We are Family – son-in-law Paul Arrouet, daughter Dylan Lauren, and wife Ricky Lauren support and celebrate Ralph Lauren’s new Fall-Winter collection.

Color anyone?

Rainbow colored gowns at a Lauren show? We haven’t seen that often or the deep blue of the sea as runway and on the opening looks? Lauren showed his deft hand at injecting life and color here.

Tailoring?

Lauren is the man who probably spends more time than any other designer on millimeters. Is the lapel wide enough or maybe not skinny enough? He worries about that and it shows as all his models are fit to the millimeter and nothing else. Hence, unforgiving body types do not make it through his exacting casting process, which would be refreshing. Still, his super fitted jackets on women and men impress. Using a nautical theme for this sea inspired collection proved to be the right choice.

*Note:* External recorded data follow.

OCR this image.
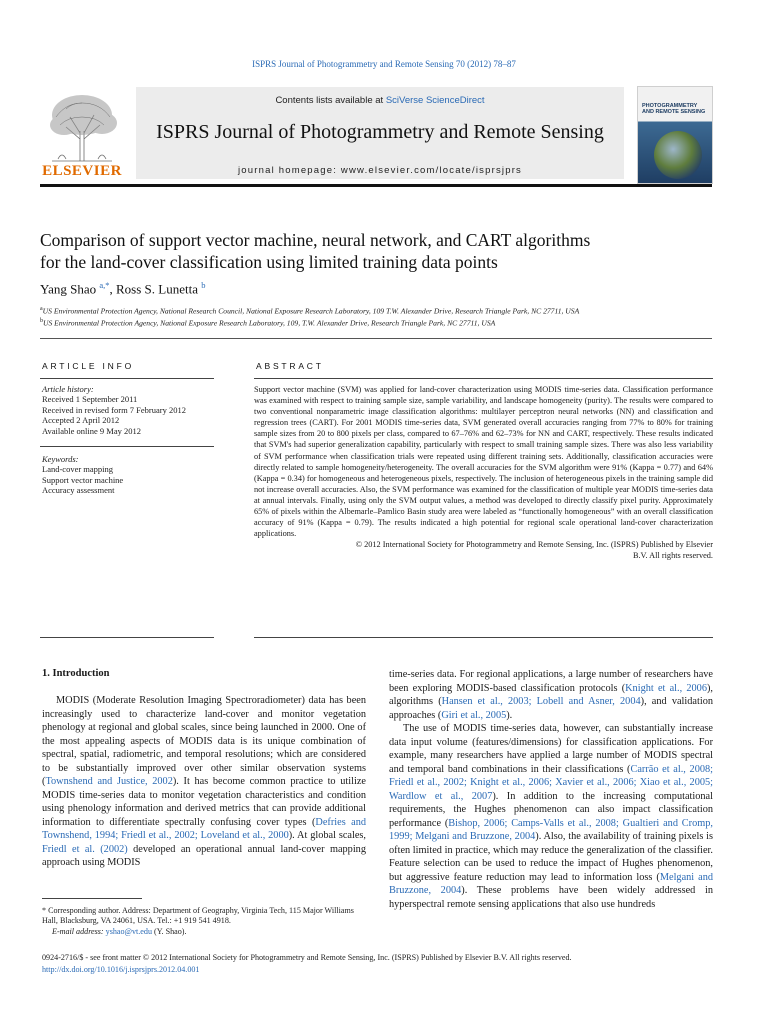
ISPRS Journal of Photogrammetry and Remote Sensing 70 (2012) 78–87
Contents lists available at SciVerse ScienceDirect
ISPRS Journal of Photogrammetry and Remote Sensing
journal homepage: www.elsevier.com/locate/isprsjprs
ELSEVIER
PHOTOGRAMMETRY AND REMOTE SENSING
Comparison of support vector machine, neural network, and CART algorithms
for the land-cover classification using limited training data points
Yang Shao $^{a,*}$, Ross S. Lunetta $^b$
$^a$US Environmental Protection Agency, National Research Council, National Exposure Research Laboratory, 109 T.W. Alexander Drive, Research Triangle Park, NC 27711, USA
$^b$US Environmental Protection Agency, National Exposure Research Laboratory, 109, T.W. Alexander Drive, Research Triangle Park, NC 27711, USA
ARTICLE INFO
Article history:
Received 1 September 2011
Received in revised form 7 February 2012
Accepted 2 April 2012
Available online 9 May 2012
Keywords:
Land-cover mapping
Support vector machine
Accuracy assessment
ABSTRACT

Support vector machine (SVM) was applied for land-cover characterization using MODIS time-series data. Classification performance was examined with respect to training sample size, sample variability, and landscape homogeneity (purity). The results were compared to two conventional nonparametric image classification algorithms: multilayer perceptron neural networks (NN) and classification and regression trees (CART). For 2001 MODIS time-series data, SVM generated overall accuracies ranging from 77% to 80% for training sample sizes from 20 to 800 pixels per class, compared to 67–76% and 62–73% for NN and CART, respectively. These results indicated that SVM's had superior generalization capability, particularly with respect to small training sample sizes. There was also less variability of SVM performance when classification trials were repeated using different training sets. Additionally, classification accuracies were directly related to sample homogeneity/heterogeneity. The overall accuracies for the SVM algorithm were 91% (Kappa = 0.77) and 64% (Kappa = 0.34) for homogeneous and heterogeneous pixels, respectively. The inclusion of heterogeneous pixels in the training sample did not increase overall accuracies. Also, the SVM performance was examined for the classification of multiple year MODIS time-series data at annual intervals. Finally, using only the SVM output values, a method was developed to directly classify pixel purity. Approximately 65% of pixels within the Albemarle–Pamlico Basin study area were labeled as “functionally homogeneous” with an overall classification accuracy of 91% (Kappa = 0.79). The results indicated a high potential for regional scale operational land-cover characterization applications.

© 2012 International Society for Photogrammetry and Remote Sensing, Inc. (ISPRS) Published by Elsevier
B.V. All rights reserved.

1. Introduction

MODIS (Moderate Resolution Imaging Spectroradiometer) data has been increasingly used to characterize land-cover and monitor vegetation phenology at regional and global scales, since being launched in 2000. One of the most appealing aspects of MODIS data is its unique combination of spectral, spatial, radiometric, and temporal resolutions; which are considered to be substantially improved over other similar observation systems (Townshend and Justice, 2002). It has become common practice to utilize MODIS time-series data to monitor vegetation characteristics and condition using phenology information and derived metrics that can provide additional information to differentiate spectrally confusing cover types (Defries and Townshend, 1994; Friedl et al., 2002; Loveland et al., 2000). At global scales, Friedl et al. (2002) developed an operational annual land-cover mapping approach using MODIS

time-series data. For regional applications, a large number of researchers have been exploring MODIS-based classification protocols (Knight et al., 2006), algorithms (Hansen et al., 2003; Lobell and Asner, 2004), and validation approaches (Giri et al., 2005).

The use of MODIS time-series data, however, can substantially increase data input volume (features/dimensions) for classification applications. For example, many researchers have applied a large number of MODIS spectral and temporal band combinations in their classifications (Carrão et al., 2008; Friedl et al., 2002; Knight et al., 2006; Xavier et al., 2006; Xiao et al., 2005; Wardlow et al., 2007). In addition to the increasing computational requirements, the Hughes phenomenon can also impact classification performance (Bishop, 2006; Camps-Valls et al., 2008; Gualtieri and Cromp, 1999; Melgani and Bruzzone, 2004). Also, the availability of training pixels is often limited in practice, which may reduce the generalization of the classifier. Feature selection can be used to reduce the impact of Hughes phenomenon, but aggressive feature reduction may lead to information loss (Melgani and Bruzzone, 2004). These problems have been widely addressed in hyperspectral remote sensing applications that also use hundreds

* Corresponding author. Address: Department of Geography, Virginia Tech, 115 Major Williams Hall, Blacksburg, VA 24061, USA. Tel.: +1 919 541 4918.

E-mail address: yshao@vt.edu (Y. Shao).

0924-2716/$ - see front matter © 2012 International Society for Photogrammetry and Remote Sensing, Inc. (ISPRS) Published by Elsevier B.V. All rights reserved.

http://dx.doi.org/10.1016/j.isprsjprs.2012.04.001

Full of Life: Ralph Lauren sends a tube gown down the runway with vertical rainbow stripes in Jamaican manner – a color explosion at its finest.

Marine suits for women – simple but chic. Eye-catching accessories like nautical themed ties and pocket handkerchiefs complete the looks.

What Lauren is really trying to do?

Getting straight to the consumer is what Lauren concluded will help him to remedy his doldrums turnover situation. Hence, he hired Jonathan Bottomley from Vice Media who knows a thing or two about surfing digital waves as chief marketing officer. “To bring Ralph’s authentic vision right to the consumer is what we are working very hard on now,” explained the new man in the executive suite clad in a Purple label, well fitting suit to Achtung Digital backstage.

The secret for success?

The show felt credible with its opulent Jamaican set and brought a fresh island breeze to the overall mood.

Welcome to Ralph Lauren’s Jamaica – the set reminds us of a chilled Autumn night in the Caribbean.